Background: Workers exposed to sewage may have an increased risk of infection by Helicobacter pylori and hepatitis E virus (HEV).
Objectives: To assess the incidence of clinical hepatitis E and peptic ulcers and the seroconversion rate of antibodies to H pylori and HEV in workers with and without sewage exposure.
Methods: 332 workers exposed to sewage and a control group of 446 municipal manual workers (61% participation rate) entered a prospective cohort study with clinical examination and determination of antibodies to H pylori and HEV (immunoglobulins G and A or G and M, respectively). Survival curves were examined with log rank tests and Cox regressions. Travelling to endemic areas, socioeconomic level, age, country of childhood, number of siblings, and personal protective equipment were considered as the main confounding factors.
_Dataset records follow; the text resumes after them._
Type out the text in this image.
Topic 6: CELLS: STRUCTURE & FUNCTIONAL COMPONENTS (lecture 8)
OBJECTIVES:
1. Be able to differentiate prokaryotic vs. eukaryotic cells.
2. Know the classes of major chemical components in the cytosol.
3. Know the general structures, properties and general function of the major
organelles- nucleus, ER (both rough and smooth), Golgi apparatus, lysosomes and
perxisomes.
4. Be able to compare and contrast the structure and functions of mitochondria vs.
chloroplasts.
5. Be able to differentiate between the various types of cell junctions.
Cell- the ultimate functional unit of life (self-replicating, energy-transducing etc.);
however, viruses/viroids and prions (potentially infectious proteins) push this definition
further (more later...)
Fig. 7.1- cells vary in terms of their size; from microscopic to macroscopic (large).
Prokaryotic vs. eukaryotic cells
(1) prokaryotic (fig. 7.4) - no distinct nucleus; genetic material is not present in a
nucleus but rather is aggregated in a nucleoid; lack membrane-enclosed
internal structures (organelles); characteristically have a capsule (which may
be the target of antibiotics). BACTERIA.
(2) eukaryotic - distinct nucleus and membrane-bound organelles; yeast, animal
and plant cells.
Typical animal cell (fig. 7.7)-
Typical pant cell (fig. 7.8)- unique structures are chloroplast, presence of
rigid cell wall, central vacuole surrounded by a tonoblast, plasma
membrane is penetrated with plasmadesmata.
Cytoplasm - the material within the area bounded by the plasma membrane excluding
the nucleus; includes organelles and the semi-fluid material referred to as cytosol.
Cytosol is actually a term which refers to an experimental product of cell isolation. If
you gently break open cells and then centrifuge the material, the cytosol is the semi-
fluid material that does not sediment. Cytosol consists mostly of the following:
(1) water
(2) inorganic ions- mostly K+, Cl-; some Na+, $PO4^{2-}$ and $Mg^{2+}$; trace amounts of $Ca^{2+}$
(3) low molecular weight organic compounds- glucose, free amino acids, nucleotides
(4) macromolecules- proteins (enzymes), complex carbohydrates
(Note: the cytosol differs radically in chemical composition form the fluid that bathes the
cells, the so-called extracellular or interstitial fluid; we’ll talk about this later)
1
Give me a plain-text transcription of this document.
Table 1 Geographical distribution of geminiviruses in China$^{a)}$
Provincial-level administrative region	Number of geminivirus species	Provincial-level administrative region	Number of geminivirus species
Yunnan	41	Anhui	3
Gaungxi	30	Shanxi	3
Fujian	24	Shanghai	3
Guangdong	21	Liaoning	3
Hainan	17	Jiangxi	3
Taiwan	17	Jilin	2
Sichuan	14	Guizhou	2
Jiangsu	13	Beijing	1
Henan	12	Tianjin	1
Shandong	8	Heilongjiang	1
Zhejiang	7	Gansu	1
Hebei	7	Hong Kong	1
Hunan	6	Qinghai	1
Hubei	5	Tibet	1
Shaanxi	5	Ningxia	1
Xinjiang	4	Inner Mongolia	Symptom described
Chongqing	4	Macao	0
Results: Incidence of clinical hepatitis E was not increased in sewage workers. One peptic ulcer and three eradications were recorded in sewage workers compared with no peptic ulcers and 12 eradications in control workers. Incidence rates of approximately 0.01, 0.10, and 0.15 seroconversion/person-year for hepatitis E, H pylori IgG and H pylori IgA, respectively, were found in both exposed and non-exposed workers. Survival curves did not show an increased risk in sewage workers and no association with any exposure indicator was found. Sensitivity analyses did not alter these results.
Conclusions: Sewage does not appear to be a source of occupational infection by H pylori or HEV in trained sewage workers with personal protective equipment working in a region with good sanitation.